A 2018 report by the Philadelphia Mayor’s Taskforce on Eviction Prevention and Response found that of Philadelphia’s 22,500 eviction cases in 2016, tenants had legal representation in only 9% of them.

Included in Hepburn’s eviction data wishlist is an additional ask, something that is rarely included in any of the filings that the Eviction Lab and January Advisors have been poring over for years. He wants to know the relationship between money owed and monthly rent.

“At the individual level, if you were found to owe $1,500, was that on an apartment that's $1,500 a month? Or was it an apartment that's $500 a month? Because that makes a big difference in the story you're telling about the nature of the crisis, right? If you're letting somebody get three months behind that's different than evicting them immediately once they fall behind,” Hepburn says.

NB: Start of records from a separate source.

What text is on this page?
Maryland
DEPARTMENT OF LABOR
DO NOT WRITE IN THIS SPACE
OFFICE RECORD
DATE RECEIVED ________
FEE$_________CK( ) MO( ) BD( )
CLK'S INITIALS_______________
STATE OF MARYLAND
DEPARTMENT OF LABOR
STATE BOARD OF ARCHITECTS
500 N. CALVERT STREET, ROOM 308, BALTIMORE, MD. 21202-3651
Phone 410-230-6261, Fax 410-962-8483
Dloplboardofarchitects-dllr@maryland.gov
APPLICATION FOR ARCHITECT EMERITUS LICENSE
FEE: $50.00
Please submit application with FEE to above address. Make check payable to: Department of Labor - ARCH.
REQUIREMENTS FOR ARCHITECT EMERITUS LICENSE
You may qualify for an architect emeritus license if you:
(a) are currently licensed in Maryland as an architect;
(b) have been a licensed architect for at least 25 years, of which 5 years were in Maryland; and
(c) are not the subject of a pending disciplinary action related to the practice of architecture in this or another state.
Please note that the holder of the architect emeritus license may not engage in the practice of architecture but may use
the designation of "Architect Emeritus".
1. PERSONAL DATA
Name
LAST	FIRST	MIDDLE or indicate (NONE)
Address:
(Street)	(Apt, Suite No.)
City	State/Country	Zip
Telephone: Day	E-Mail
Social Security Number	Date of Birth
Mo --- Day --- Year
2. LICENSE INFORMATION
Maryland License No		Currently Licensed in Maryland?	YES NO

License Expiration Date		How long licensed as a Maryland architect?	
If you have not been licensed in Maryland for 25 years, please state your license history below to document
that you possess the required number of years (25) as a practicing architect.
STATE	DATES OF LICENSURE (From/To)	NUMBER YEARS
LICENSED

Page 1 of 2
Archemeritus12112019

Now that the Eviction Tracking System has been out for a week, Hepburn says one of the next steps is to start reaching out to state and local governments to see if they can garner interest in the project. While he’s not ready to name any names just yet, he says that they’re already involved in talks with some interested parties.

*Correction: This story initially misidentified a jurisdiction that charges $10 to access an eviction filing. It is the state of Alabama, not the city of Atlanta. Also, at the time of publication, Peter Hepburn was an assistant professor at Rutgers, not an associate professor.

Alexandra Kanik is a data reporter at CityMetric.